Lenders are saying that the loan modification program unveiled by the government would not be the solution to the mortgage crisis. As a proof to support that statement, they cited the trial run that the government did during the first quarter of the year. The run yielded many modified loans, but 50 percent of these went bad again after only a span of 6 months. In a nutshell, lenders are saying that if it did not work on a smaller scale, the mortgage restructuring plan would definitely bog down once implemented on a national level.

Lending institutions are also saying that the government is pushing the envelope too far in using its legislative powers to force unyielding lenders to modify loans. According to the plan, if banks and lenders would not agree to modify loans, courts in each state could make a verdict that would pave the way for reinstituting mortgages. Lenders also maintain that although the government is giving cash incentives for every loans they agree to modify, said incentives would still not cover probable financial liabilities that the mortgage process would involve.

The Obama administration is obviously under pressure to find quick fixes to the economic downturn. The loan modification program is not the only drastic measure that they are trying to implement this year. There are the credit card bill and the highly controversial health care bill. These laws and government programs seem to be enacted quite hastily, which resulted to a lot of uproar from different sectors. Although the main end of these would be to help the American populace rise above the downturn, there are still some loopholes that were not addressed by the administration.

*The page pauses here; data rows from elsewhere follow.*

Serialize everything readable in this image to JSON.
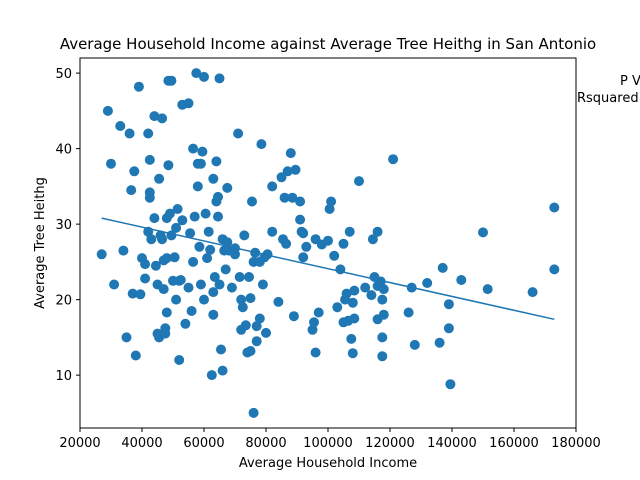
{
  "chart_data": {
    "type": "scatter",
    "title": "Average Household Income against Average Tree Heithg in San Antonio",
    "xlabel": "Average Household Income",
    "ylabel": "Average Tree Heithg",
    "xlim": [
      20000,
      180000
    ],
    "ylim": [
      3,
      52
    ],
    "xticks": [
      20000,
      40000,
      60000,
      80000,
      100000,
      120000,
      140000,
      160000,
      180000
    ],
    "yticks": [
      10,
      20,
      30,
      40,
      50
    ],
    "grid": false,
    "colors": {
      "points": "#1f77b4",
      "regression": "#1f77b4"
    },
    "annotations": [
      "P V",
      "Rsquared"
    ],
    "regression_line": {
      "x": [
        27000,
        173000
      ],
      "y": [
        30.8,
        17.4
      ]
    },
    "points": [
      [
        27000,
        26
      ],
      [
        29000,
        45
      ],
      [
        30000,
        38
      ],
      [
        31000,
        22
      ],
      [
        33000,
        43
      ],
      [
        34000,
        26.5
      ],
      [
        35000,
        15
      ],
      [
        36000,
        42
      ],
      [
        36500,
        34.5
      ],
      [
        37000,
        20.8
      ],
      [
        37500,
        37
      ],
      [
        38000,
        12.6
      ],
      [
        39000,
        48.2
      ],
      [
        39500,
        20.7
      ],
      [
        40000,
        25.5
      ],
      [
        41000,
        22.8
      ],
      [
        41000,
        24.7
      ],
      [
        42000,
        29
      ],
      [
        42000,
        42
      ],
      [
        42500,
        38.5
      ],
      [
        42500,
        34.2
      ],
      [
        42500,
        33.5
      ],
      [
        43000,
        28
      ],
      [
        44000,
        44.3
      ],
      [
        44000,
        30.8
      ],
      [
        44500,
        24.5
      ],
      [
        45000,
        15.5
      ],
      [
        45000,
        22
      ],
      [
        45500,
        36
      ],
      [
        45500,
        15
      ],
      [
        46000,
        28.5
      ],
      [
        46500,
        44
      ],
      [
        46500,
        28
      ],
      [
        47000,
        21.4
      ],
      [
        47000,
        25.2
      ],
      [
        47500,
        15.5
      ],
      [
        47500,
        16.2
      ],
      [
        48000,
        30.8
      ],
      [
        48000,
        18.3
      ],
      [
        48000,
        25.5
      ],
      [
        48500,
        37.8
      ],
      [
        48500,
        49
      ],
      [
        49000,
        31.4
      ],
      [
        49500,
        49
      ],
      [
        49500,
        28.5
      ],
      [
        50000,
        22.5
      ],
      [
        50500,
        25.6
      ],
      [
        51000,
        29.5
      ],
      [
        51000,
        20
      ],
      [
        51500,
        32
      ],
      [
        52000,
        22.5
      ],
      [
        52000,
        12
      ],
      [
        52500,
        22.6
      ],
      [
        53000,
        30.5
      ],
      [
        53000,
        45.8
      ],
      [
        54000,
        16.8
      ],
      [
        55000,
        21.6
      ],
      [
        55000,
        46
      ],
      [
        55500,
        28.8
      ],
      [
        56000,
        18.5
      ],
      [
        56500,
        40
      ],
      [
        56500,
        25
      ],
      [
        57000,
        31
      ],
      [
        57500,
        50
      ],
      [
        58000,
        38
      ],
      [
        58000,
        35
      ],
      [
        58500,
        27
      ],
      [
        59000,
        22
      ],
      [
        59000,
        38
      ],
      [
        59500,
        39.6
      ],
      [
        60000,
        49.5
      ],
      [
        60000,
        20
      ],
      [
        60500,
        31.4
      ],
      [
        61000,
        25.5
      ],
      [
        61500,
        29
      ],
      [
        62000,
        26.6
      ],
      [
        62500,
        10
      ],
      [
        63000,
        36
      ],
      [
        63000,
        21
      ],
      [
        63000,
        18
      ],
      [
        63500,
        23
      ],
      [
        64000,
        33
      ],
      [
        64000,
        38.3
      ],
      [
        64500,
        33.6
      ],
      [
        64500,
        31
      ],
      [
        65000,
        22
      ],
      [
        65000,
        49.3
      ],
      [
        65500,
        13.4
      ],
      [
        66000,
        10.6
      ],
      [
        66000,
        28
      ],
      [
        66500,
        26.5
      ],
      [
        67000,
        24
      ],
      [
        67500,
        27.6
      ],
      [
        67500,
        34.8
      ],
      [
        68000,
        26.5
      ],
      [
        69000,
        21.6
      ],
      [
        70000,
        26.8
      ],
      [
        70000,
        26
      ],
      [
        71000,
        42
      ],
      [
        71500,
        23
      ],
      [
        72000,
        20
      ],
      [
        72000,
        16
      ],
      [
        72500,
        19
      ],
      [
        73000,
        28.5
      ],
      [
        73500,
        16.6
      ],
      [
        74000,
        13
      ],
      [
        74500,
        23
      ],
      [
        75000,
        20.2
      ],
      [
        75000,
        13.2
      ],
      [
        75500,
        33
      ],
      [
        76000,
        5
      ],
      [
        76000,
        25
      ],
      [
        76500,
        26.2
      ],
      [
        77000,
        16.5
      ],
      [
        77000,
        14.5
      ],
      [
        78000,
        17.5
      ],
      [
        78000,
        25
      ],
      [
        78500,
        40.6
      ],
      [
        79000,
        22
      ],
      [
        79500,
        25.6
      ],
      [
        80000,
        15.6
      ],
      [
        80500,
        26
      ],
      [
        82000,
        35
      ],
      [
        82000,
        29
      ],
      [
        84000,
        19.7
      ],
      [
        85000,
        36.2
      ],
      [
        85500,
        28
      ],
      [
        86000,
        33.5
      ],
      [
        86500,
        27.4
      ],
      [
        87000,
        37
      ],
      [
        88000,
        39.4
      ],
      [
        88500,
        33.5
      ],
      [
        89000,
        17.8
      ],
      [
        89500,
        37.2
      ],
      [
        91000,
        33
      ],
      [
        91000,
        30.6
      ],
      [
        91500,
        29
      ],
      [
        92000,
        25.6
      ],
      [
        92000,
        28.8
      ],
      [
        93000,
        27
      ],
      [
        95000,
        16
      ],
      [
        95500,
        17
      ],
      [
        96000,
        28
      ],
      [
        96000,
        13
      ],
      [
        97000,
        18.3
      ],
      [
        98000,
        27.3
      ],
      [
        100000,
        27.8
      ],
      [
        100500,
        32
      ],
      [
        101000,
        33
      ],
      [
        102000,
        25.8
      ],
      [
        103000,
        19
      ],
      [
        104000,
        24
      ],
      [
        105000,
        17
      ],
      [
        105000,
        27.4
      ],
      [
        105500,
        20
      ],
      [
        106000,
        20.8
      ],
      [
        106500,
        17.2
      ],
      [
        107000,
        29
      ],
      [
        107500,
        14.8
      ],
      [
        108000,
        12.9
      ],
      [
        108000,
        19.6
      ],
      [
        108500,
        17.5
      ],
      [
        108500,
        21.2
      ],
      [
        110000,
        35.7
      ],
      [
        112000,
        21.6
      ],
      [
        114000,
        20.6
      ],
      [
        114500,
        28
      ],
      [
        115000,
        23
      ],
      [
        116000,
        29
      ],
      [
        116000,
        21.8
      ],
      [
        116000,
        17.4
      ],
      [
        117000,
        22.4
      ],
      [
        117500,
        20
      ],
      [
        117500,
        12.5
      ],
      [
        117500,
        15
      ],
      [
        118000,
        18
      ],
      [
        118000,
        21.4
      ],
      [
        121000,
        38.6
      ],
      [
        126000,
        18.3
      ],
      [
        127000,
        21.6
      ],
      [
        128000,
        14
      ],
      [
        132000,
        22.2
      ],
      [
        136000,
        14.3
      ],
      [
        137000,
        24.2
      ],
      [
        139000,
        19.4
      ],
      [
        139000,
        16.2
      ],
      [
        139500,
        8.8
      ],
      [
        143000,
        22.6
      ],
      [
        150000,
        28.9
      ],
      [
        151500,
        21.4
      ],
      [
        166000,
        21
      ],
      [
        173000,
        32.2
      ],
      [
        173000,
        24
      ]
    ]
  }
}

In the end, Obama’s loan modification program would only work towards saving America from drowning in the sea of mortgage dilemmas if the government would ensure its proper implementation. The government should also intensify its campaign to get the support of lending institutions by thinking of ways to make it fair to them, as well, because at the end of the day, without the support of this sector, the program would only yield a plethora of modified loans gone bad.